Once training finished, generate annotations using the trained network via DeepSS/Predict. This will ask you to select a model file containing the trained. Training creates files in the quickstart.res folder, starting with the time stamp of training—select the file ending in _model.h5.

In the next dialog, predict song for 60 seconds starting after your manual annotations:

  • Set Start seconds to 18 and End seconds to 78.

  • Make sure that Proof reading mode is enabled. That way, annotations created by the network will be assigned names ending in _proposals - in our case sine_proposals and pulse_proposals. The proposals will be transformed into proper sine and pulse annotations during proof reading.

  • Enable Fill gaps shorter than (seconds) and Delete segments shorter than (seconds) by unchecking both check boxes.


Fig. 11 Predict in proof-reading mode on the next 60 seconds.

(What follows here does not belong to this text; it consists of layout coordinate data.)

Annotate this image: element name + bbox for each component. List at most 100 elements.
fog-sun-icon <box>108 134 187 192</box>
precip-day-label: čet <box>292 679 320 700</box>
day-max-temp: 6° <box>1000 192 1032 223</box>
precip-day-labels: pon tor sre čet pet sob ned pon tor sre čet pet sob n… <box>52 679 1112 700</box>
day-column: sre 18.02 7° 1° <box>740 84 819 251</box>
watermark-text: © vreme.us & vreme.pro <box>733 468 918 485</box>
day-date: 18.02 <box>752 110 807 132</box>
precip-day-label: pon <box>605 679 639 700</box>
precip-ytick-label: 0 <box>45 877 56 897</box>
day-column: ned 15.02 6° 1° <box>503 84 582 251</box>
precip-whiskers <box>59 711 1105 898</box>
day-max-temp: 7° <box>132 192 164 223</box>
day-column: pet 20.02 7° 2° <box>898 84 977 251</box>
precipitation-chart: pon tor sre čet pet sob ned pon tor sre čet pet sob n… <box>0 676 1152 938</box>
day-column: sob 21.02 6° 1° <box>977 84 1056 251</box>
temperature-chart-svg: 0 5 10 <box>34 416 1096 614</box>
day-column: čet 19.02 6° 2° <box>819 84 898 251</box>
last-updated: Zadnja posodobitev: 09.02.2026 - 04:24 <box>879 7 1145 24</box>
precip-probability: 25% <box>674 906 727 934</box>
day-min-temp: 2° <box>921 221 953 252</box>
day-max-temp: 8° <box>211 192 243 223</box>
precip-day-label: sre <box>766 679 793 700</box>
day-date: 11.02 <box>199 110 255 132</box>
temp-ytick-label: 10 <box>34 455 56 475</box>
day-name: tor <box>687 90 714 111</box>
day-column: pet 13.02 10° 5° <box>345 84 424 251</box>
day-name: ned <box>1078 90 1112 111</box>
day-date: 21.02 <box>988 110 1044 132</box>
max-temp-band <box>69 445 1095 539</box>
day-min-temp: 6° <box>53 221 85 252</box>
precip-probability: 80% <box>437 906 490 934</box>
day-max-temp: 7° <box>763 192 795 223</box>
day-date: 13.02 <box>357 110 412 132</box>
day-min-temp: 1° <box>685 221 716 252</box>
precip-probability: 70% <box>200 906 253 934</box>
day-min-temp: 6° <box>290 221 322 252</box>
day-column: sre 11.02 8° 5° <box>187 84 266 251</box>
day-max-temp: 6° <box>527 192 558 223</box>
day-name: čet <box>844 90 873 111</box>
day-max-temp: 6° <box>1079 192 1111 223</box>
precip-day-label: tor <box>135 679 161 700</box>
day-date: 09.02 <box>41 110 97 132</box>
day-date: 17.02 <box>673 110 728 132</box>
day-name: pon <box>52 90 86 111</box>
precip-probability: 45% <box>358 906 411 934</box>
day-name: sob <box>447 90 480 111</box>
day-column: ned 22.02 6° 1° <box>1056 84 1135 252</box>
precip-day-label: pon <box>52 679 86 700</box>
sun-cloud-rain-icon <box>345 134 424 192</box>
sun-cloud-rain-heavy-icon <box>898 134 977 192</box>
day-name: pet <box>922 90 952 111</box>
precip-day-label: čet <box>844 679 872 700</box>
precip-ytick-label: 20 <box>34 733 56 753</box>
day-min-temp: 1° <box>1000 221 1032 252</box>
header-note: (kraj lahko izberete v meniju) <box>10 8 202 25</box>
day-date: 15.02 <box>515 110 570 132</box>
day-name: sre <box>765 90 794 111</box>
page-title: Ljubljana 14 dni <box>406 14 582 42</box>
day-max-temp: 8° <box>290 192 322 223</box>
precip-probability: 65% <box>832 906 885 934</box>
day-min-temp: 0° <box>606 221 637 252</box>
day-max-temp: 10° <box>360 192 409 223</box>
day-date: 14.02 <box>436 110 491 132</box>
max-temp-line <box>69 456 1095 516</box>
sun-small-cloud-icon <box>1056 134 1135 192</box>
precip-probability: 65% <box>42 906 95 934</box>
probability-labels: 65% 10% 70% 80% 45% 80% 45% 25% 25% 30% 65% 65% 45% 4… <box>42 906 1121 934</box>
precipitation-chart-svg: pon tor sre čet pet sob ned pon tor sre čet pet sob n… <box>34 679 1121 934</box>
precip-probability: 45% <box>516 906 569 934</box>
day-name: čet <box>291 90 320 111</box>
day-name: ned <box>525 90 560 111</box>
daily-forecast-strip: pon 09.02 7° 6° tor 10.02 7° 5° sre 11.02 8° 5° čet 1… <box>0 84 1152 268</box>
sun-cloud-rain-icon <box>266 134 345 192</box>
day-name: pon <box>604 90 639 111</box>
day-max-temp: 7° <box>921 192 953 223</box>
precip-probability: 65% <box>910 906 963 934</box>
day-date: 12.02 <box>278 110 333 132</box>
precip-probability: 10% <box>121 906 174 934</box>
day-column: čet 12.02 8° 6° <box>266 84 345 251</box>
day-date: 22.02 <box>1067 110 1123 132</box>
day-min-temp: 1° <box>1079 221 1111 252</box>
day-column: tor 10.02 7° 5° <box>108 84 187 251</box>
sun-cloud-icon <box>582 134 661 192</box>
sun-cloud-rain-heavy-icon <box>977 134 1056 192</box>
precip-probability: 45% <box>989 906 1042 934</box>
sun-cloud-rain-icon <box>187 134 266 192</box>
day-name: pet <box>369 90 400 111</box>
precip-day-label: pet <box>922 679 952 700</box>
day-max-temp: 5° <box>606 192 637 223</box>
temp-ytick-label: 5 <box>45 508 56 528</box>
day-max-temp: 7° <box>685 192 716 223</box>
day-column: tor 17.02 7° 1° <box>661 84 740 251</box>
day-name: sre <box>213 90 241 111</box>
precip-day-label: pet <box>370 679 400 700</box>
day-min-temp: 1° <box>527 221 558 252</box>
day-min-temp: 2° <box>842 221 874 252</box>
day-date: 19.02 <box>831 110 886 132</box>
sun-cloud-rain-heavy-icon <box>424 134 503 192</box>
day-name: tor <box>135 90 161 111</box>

In contrast to training, prediction is very fast, and does not require a GPU—should finish within 30 seconds. The proposed annotations should be already good — most pulses should be correctly detected. Sine song is harder to predict and will likely be often missed or chopped up into multiple segments with gaps in between.

Proof reading

To turn the proposals into proper annotations, fix and approve them. Correct any prediction errors—add missing annotations, remove false positive annotations, adjust the timing of annotations. Once you have corrected all errors in the view, approve annotations with G or H for approving only the active or all song types, respectively. This will rename the proposals in the view to the original names (for instance, sine_proposals -> sine).

Go back to “Export”

Once all proposals have been approved, export all annotations (now between 0 and 78 seconds), make a new dataset, train, predict, and repeat. If prediction performance is adequate, fully train the network, this time using a completely new recording as the test set (TODO: add option to specify a file as the test set to the “Make dataset” dialog) and with a larger number of epochs.